Wednesday, February 17, 2010

War and Obesity: the human condition


In many places in the world, food is not abundant, and many people starve. But in the US, most people can afford to buy more food than they could ever possibly eat. Some of us can just eat and eat like slobs and never gain a pound (don't cry for me America), while others become overweight. However, bacteria don't get obese, they just make tons of children. In the long term even humans will follow suit, multiplying in the presence of excess food. As Darwin explains, a given population of organisms will grow exponentially until they use all available food. There is no doubt that the human population is growing at least exponentially (and maybe even superexponentially). Even if our current rate of food production were sustainable (which, because it's supported by fertilizers made from fossil fuels, some argue that it's not), we would eventually multiply to fill that vacuum. Until then, we will be overweight.

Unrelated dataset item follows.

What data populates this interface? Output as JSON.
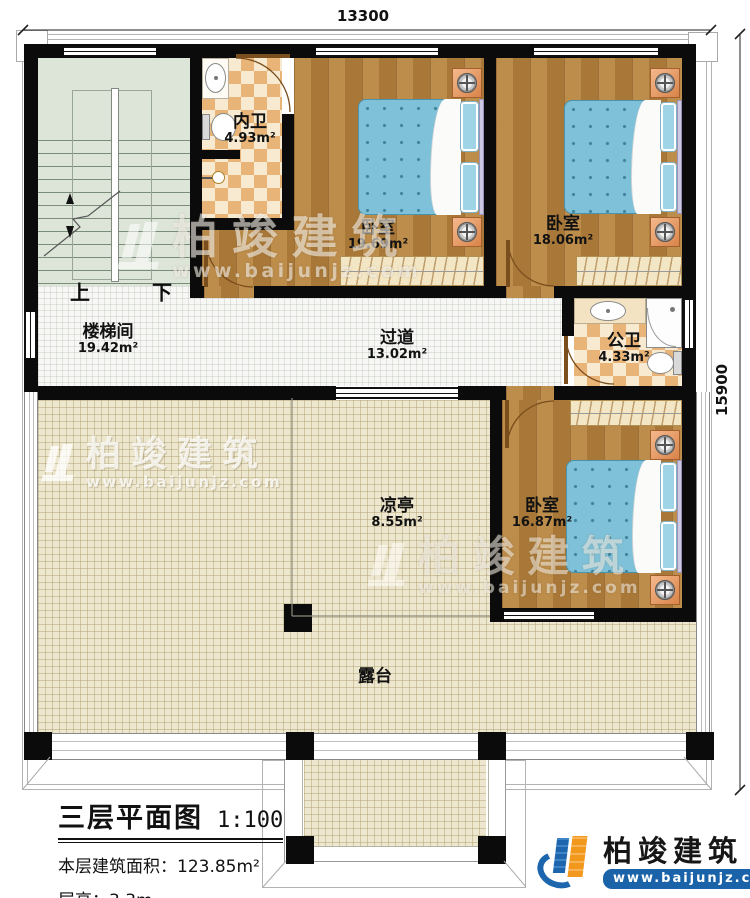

And once the number of people roughly equals the sustainable food supply, we will start to compete for those resources. We will go to war! Unless we can either a) transcend the laws of biology or b) find an infinite supply of resources, it seems that the human condition is to be at war. Let's examine two possible strategies to resist our fate:

1) The universe is infinite, right? Can't we just colonize every planet? This doesn't work for two reasons. First, while the amount of space is infinite, the amount of energy and mass (i. e. resources) is not. It's a huge amount, but given enough time we could expand to consume it all. Second, that still won't help the problem of local fluctuations in food, resulting in local warfare. Once we colonize the whole solar system, there might be a surplus of food on Jupiter, but we can't bring it to Venus, where people are starving. We have the same problem right now, on Earth, where one country gets fat while another starves and fights.

2) Our brains separate us from the animals, right? Can't we just all agree to have exactly two children per couple, plus a few extra in case of accidental deaths? Well wouldn't it be wonderful if we could all agree, but we won't. Those of us who do agree will pass on our agree-to-limit-procreation genes to a smaller and smaller fraction of the population than those with procreate-as-much-as-you-can-and-don't-listen-to-ecologists-or-bloggers genes. It's exactly the sort of trait that natural selection keeps a collection of on the walls of its hunting lodge.